Nuestras excursiones salían a
las 7:45. Javier y José Ramón habían contratado otra excursión que les llevaría
al lago Chilkoot. Desayunamos juntos y nos separamos en el muelle dirigiéndonos
cada uno a donde se juntaba su grupo.
Haines estaba situada en una
amplia bahía o ensenada en donde confluían los ríos Chilkat y Chilkoot, ríos de
origen glaciar y generoso caudal que hacía pensar más en lagos alargados que en
ríos.

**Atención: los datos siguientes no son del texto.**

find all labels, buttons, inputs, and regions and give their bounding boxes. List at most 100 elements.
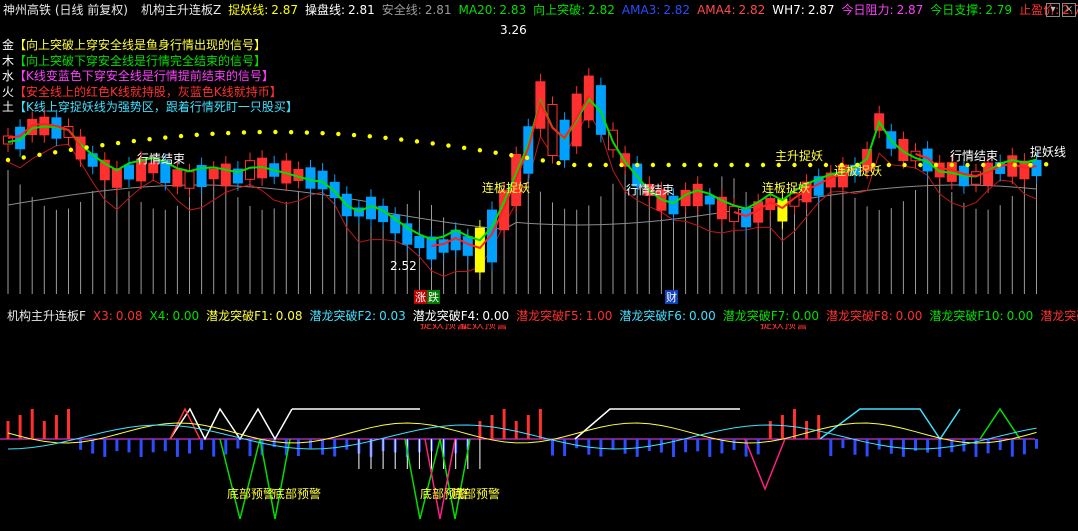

La bahía estaba rodeada de montañas en cuyas cimas se asomaban nieves
perpetuas.
Nos encontrábamos a unos 120 kilómetros
de Juneau y, según la guía de El país Aguilar, la población fue fundada en 1881
por misioneros presbiterianos. Los indígenas bautizaron el lugar como Deishu, “el
final del camino”. Y uno se preguntaba a quiénes vinieron a evangelizar en este
lugar in the middle of nowhere, como escuché a un señor mayor de nuestro
grupo. Porque su belleza era proporcional a su aislamiento y a la sensación de
que estábamos más allá del lema de Alaska, The Last frontier. Un español
diría que estábamos más allá de donde Cristo perdió el zapato.

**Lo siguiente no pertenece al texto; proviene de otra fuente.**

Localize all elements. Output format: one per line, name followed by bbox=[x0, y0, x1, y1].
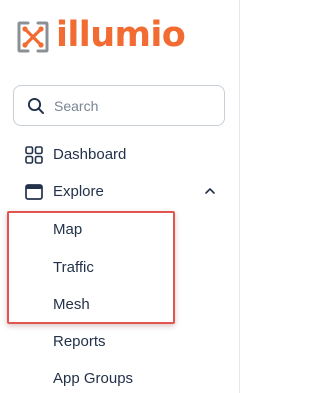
sidebar-item-dashboard[interactable]: Dashboard bbox=[24, 143, 224, 167]
explore-window-icon bbox=[25, 184, 43, 200]
sidebar-divider bbox=[239, 0, 240, 393]
search-box[interactable] bbox=[13, 85, 225, 126]
sidebar-subitem-map[interactable]: Map bbox=[53, 221, 82, 239]
sidebar-subitem-reports[interactable]: Reports bbox=[53, 333, 106, 351]
dashboard-grid-icon bbox=[25, 146, 43, 164]
chevron-up-icon[interactable] bbox=[204, 185, 216, 197]
search-input[interactable] bbox=[54, 86, 214, 125]
sidebar-item-label: Explore bbox=[53, 183, 104, 200]
navigation-sidebar: illumio Dashboard Explore Map Traffic Me… bbox=[0, 0, 242, 393]
brand-name: illumio bbox=[56, 15, 186, 55]
sidebar-item-explore[interactable]: Explore bbox=[24, 180, 224, 204]
sidebar-subitem-mesh[interactable]: Mesh bbox=[53, 296, 90, 314]
illumio-logo-icon bbox=[17, 21, 49, 53]
sidebar-subitem-app-groups[interactable]: App Groups bbox=[53, 370, 133, 388]
sidebar-subitem-traffic[interactable]: Traffic bbox=[53, 259, 94, 277]
search-icon bbox=[27, 97, 44, 114]
sidebar-item-label: Dashboard bbox=[53, 146, 127, 163]
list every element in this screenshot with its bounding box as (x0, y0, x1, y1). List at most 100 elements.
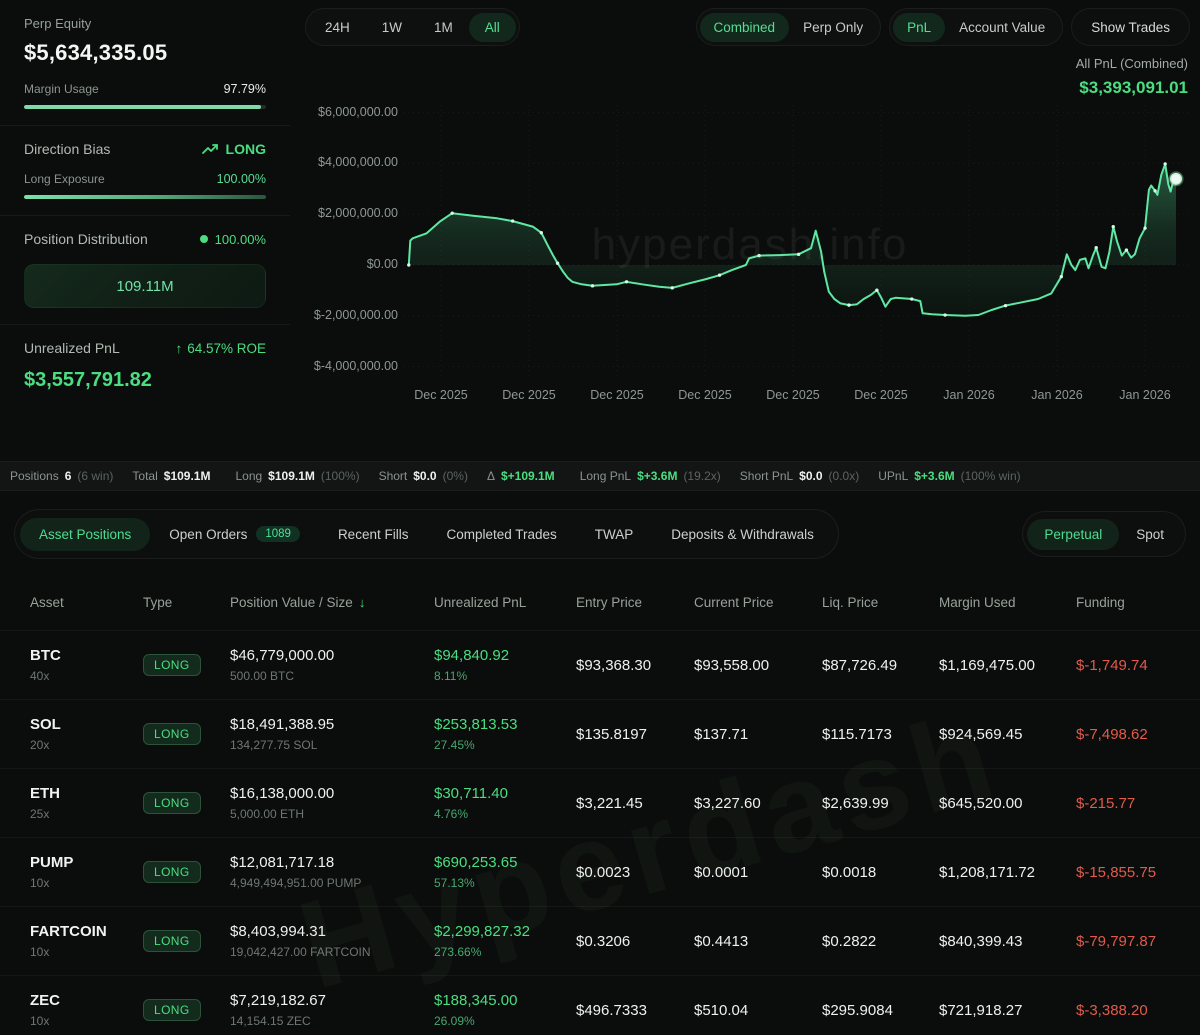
funding-value: $-79,797.87 (1076, 933, 1200, 950)
position-size: 134,277.75 SOL (230, 738, 434, 752)
y-axis-tick: $-2,000,000.00 (300, 308, 398, 322)
position-value: $8,403,994.31 (230, 923, 434, 940)
trending-up-icon (202, 143, 219, 155)
column-header-asset[interactable]: Asset (30, 595, 143, 610)
table-row[interactable]: FARTCOIN 10x LONG $8,403,994.31 19,042,4… (0, 906, 1200, 975)
table-row[interactable]: BTC 40x LONG $46,779,000.00 500.00 BTC $… (0, 630, 1200, 699)
column-header-current-price[interactable]: Current Price (694, 595, 822, 610)
unrealized-pnl-pct: 273.66% (434, 945, 576, 959)
position-value: $12,081,717.18 (230, 854, 434, 871)
margin-usage-bar (24, 105, 266, 109)
column-header-funding[interactable]: Funding (1076, 595, 1200, 610)
position-value: $18,491,388.95 (230, 716, 434, 733)
unrealized-pnl-pct: 27.45% (434, 738, 576, 752)
positions-summary-bar: Positions 6 (6 win) Total $109.1M Long $… (0, 461, 1200, 491)
y-axis-tick: $2,000,000.00 (300, 206, 398, 220)
y-axis-tick: $6,000,000.00 (300, 105, 398, 119)
position-size: 19,042,427.00 FARTCOIN (230, 945, 434, 959)
tab-label: Deposits & Withdrawals (671, 527, 814, 542)
account-value-button[interactable]: Account Value (945, 13, 1059, 42)
stat-sub: (19.2x) (683, 469, 720, 483)
summary-stat: Δ $+109.1M (487, 469, 561, 483)
range-24h-button[interactable]: 24H (309, 13, 366, 42)
position-value: $7,219,182.67 (230, 992, 434, 1009)
liq-price: $295.9084 (822, 1002, 939, 1019)
long-exposure-bar (24, 195, 266, 199)
table-row[interactable]: SOL 20x LONG $18,491,388.95 134,277.75 S… (0, 699, 1200, 768)
table-row[interactable]: ZEC 10x LONG $7,219,182.67 14,154.15 ZEC… (0, 975, 1200, 1035)
range-1w-button[interactable]: 1W (366, 13, 418, 42)
tab-asset-positions[interactable]: Asset Positions (20, 518, 150, 551)
position-type-badge: LONG (143, 930, 201, 952)
asset-leverage: 25x (30, 807, 143, 821)
y-axis-tick: $0.00 (300, 257, 398, 271)
hyperdash-dashboard: Perp Equity $5,634,335.05 Margin Usage 9… (0, 0, 1200, 1035)
tab-recent-fills[interactable]: Recent Fills (319, 518, 428, 551)
stat-value: $109.1M (268, 469, 315, 483)
combine-toggle-group: Combined Perp Only (696, 8, 882, 46)
sidebar-divider (0, 215, 290, 216)
stat-label: UPnL (878, 469, 908, 483)
stat-value: $0.0 (799, 469, 822, 483)
unrealized-pnl-pct: 26.09% (434, 1014, 576, 1028)
asset-symbol: SOL (30, 716, 143, 733)
funding-value: $-1,749.74 (1076, 657, 1200, 674)
liq-price: $0.0018 (822, 864, 939, 881)
position-type-badge: LONG (143, 999, 201, 1021)
column-header-margin-used[interactable]: Margin Used (939, 595, 1076, 610)
unrealized-pnl-value: $2,299,827.32 (434, 923, 576, 940)
sidebar-divider (0, 324, 290, 325)
positions-table: Asset Type Position Value / Size↓ Unreal… (0, 575, 1200, 1035)
tab-open-orders[interactable]: Open Orders1089 (150, 517, 319, 551)
y-axis-tick: $4,000,000.00 (300, 155, 398, 169)
stat-label: Long PnL (580, 469, 631, 483)
column-header-type[interactable]: Type (143, 595, 230, 610)
current-price: $0.4413 (694, 933, 822, 950)
tab-completed-trades[interactable]: Completed Trades (427, 518, 575, 551)
table-row[interactable]: PUMP 10x LONG $12,081,717.18 4,949,494,9… (0, 837, 1200, 906)
column-label: Position Value / Size (230, 595, 353, 610)
pnl-metric-button[interactable]: PnL (893, 13, 945, 42)
summary-stat: UPnL $+3.6M (100% win) (878, 469, 1020, 483)
column-header-position-value[interactable]: Position Value / Size↓ (230, 595, 434, 610)
column-header-unrealized-pnl[interactable]: Unrealized PnL (434, 595, 576, 610)
stat-sub: (6 win) (77, 469, 113, 483)
range-all-button[interactable]: All (469, 13, 516, 42)
perpetual-toggle-button[interactable]: Perpetual (1027, 519, 1119, 550)
asset-leverage: 20x (30, 738, 143, 752)
margin-used: $1,169,475.00 (939, 657, 1076, 674)
column-header-entry-price[interactable]: Entry Price (576, 595, 694, 610)
time-range-group: 24H 1W 1M All (305, 8, 520, 46)
summary-stat: Total $109.1M (132, 469, 216, 483)
summary-stat: Short $0.0 (0%) (379, 469, 468, 483)
tab-deposits-withdrawals[interactable]: Deposits & Withdrawals (652, 518, 833, 551)
chart-title: All PnL (Combined) (1076, 56, 1188, 71)
perp-only-button[interactable]: Perp Only (789, 13, 877, 42)
position-value: $16,138,000.00 (230, 785, 434, 802)
long-exposure-value: 100.00% (217, 172, 266, 186)
tab-twap[interactable]: TWAP (576, 518, 653, 551)
account-summary-sidebar: Perp Equity $5,634,335.05 Margin Usage 9… (0, 0, 290, 460)
show-trades-button[interactable]: Show Trades (1071, 8, 1190, 46)
margin-used: $645,520.00 (939, 795, 1076, 812)
entry-price: $0.0023 (576, 864, 694, 881)
funding-value: $-7,498.62 (1076, 726, 1200, 743)
y-axis-tick: $-4,000,000.00 (300, 359, 398, 373)
funding-value: $-3,388.20 (1076, 1002, 1200, 1019)
content-tabs: Asset Positions Open Orders1089 Recent F… (14, 509, 839, 559)
stat-sub: (100%) (321, 469, 360, 483)
tab-label: TWAP (595, 527, 634, 542)
range-1m-button[interactable]: 1M (418, 13, 469, 42)
asset-symbol: FARTCOIN (30, 923, 143, 940)
unrealized-pnl-label: Unrealized PnL (24, 340, 120, 356)
table-row[interactable]: ETH 25x LONG $16,138,000.00 5,000.00 ETH… (0, 768, 1200, 837)
column-header-liq-price[interactable]: Liq. Price (822, 595, 939, 610)
current-price: $137.71 (694, 726, 822, 743)
stat-label: Short PnL (740, 469, 793, 483)
spot-toggle-button[interactable]: Spot (1119, 519, 1181, 550)
position-distribution-value: 100.00% (215, 232, 266, 247)
roe-value: 64.57% ROE (187, 341, 266, 356)
direction-bias-value: LONG (226, 141, 266, 157)
combined-button[interactable]: Combined (700, 13, 790, 42)
position-size: 500.00 BTC (230, 669, 434, 683)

La pesca fue su primera fuente
de atracción para quienes estuvieran dispuestos a vivir en un lugar donde
podías quedar aislado en casa durante seis meses, el verano se prolongaba tan
solo dos y solían disfrutar de 15 días de sol. Uno de ellos nos cayó en gracia
e iluminó con generosidad toda la geografía de la que pudimos gozar. En Alaska disfrutan
de 87 días de luz ininterrumpida y de 67 días de oscuridad absoluta.
A principios del siglo XX ya
estaba estructurada la actividad pesquera y su paralela industria conservera.
Hacia 1902-3 construyeron el fuerte Seward, que tomaba su nombre del Secretario
de Estado del Presidente Andrew Jackson, quien instó la compra de Alaska a los
rusos. Al finalizar la Segunda Guerra Mundial el principal centro militar de
Alaska se desplazó de Haines a Sitka y el pueblo languideció durante décadas. Cinco
veteranos de guerra compraron el fuerte y establecieron algunos negocios.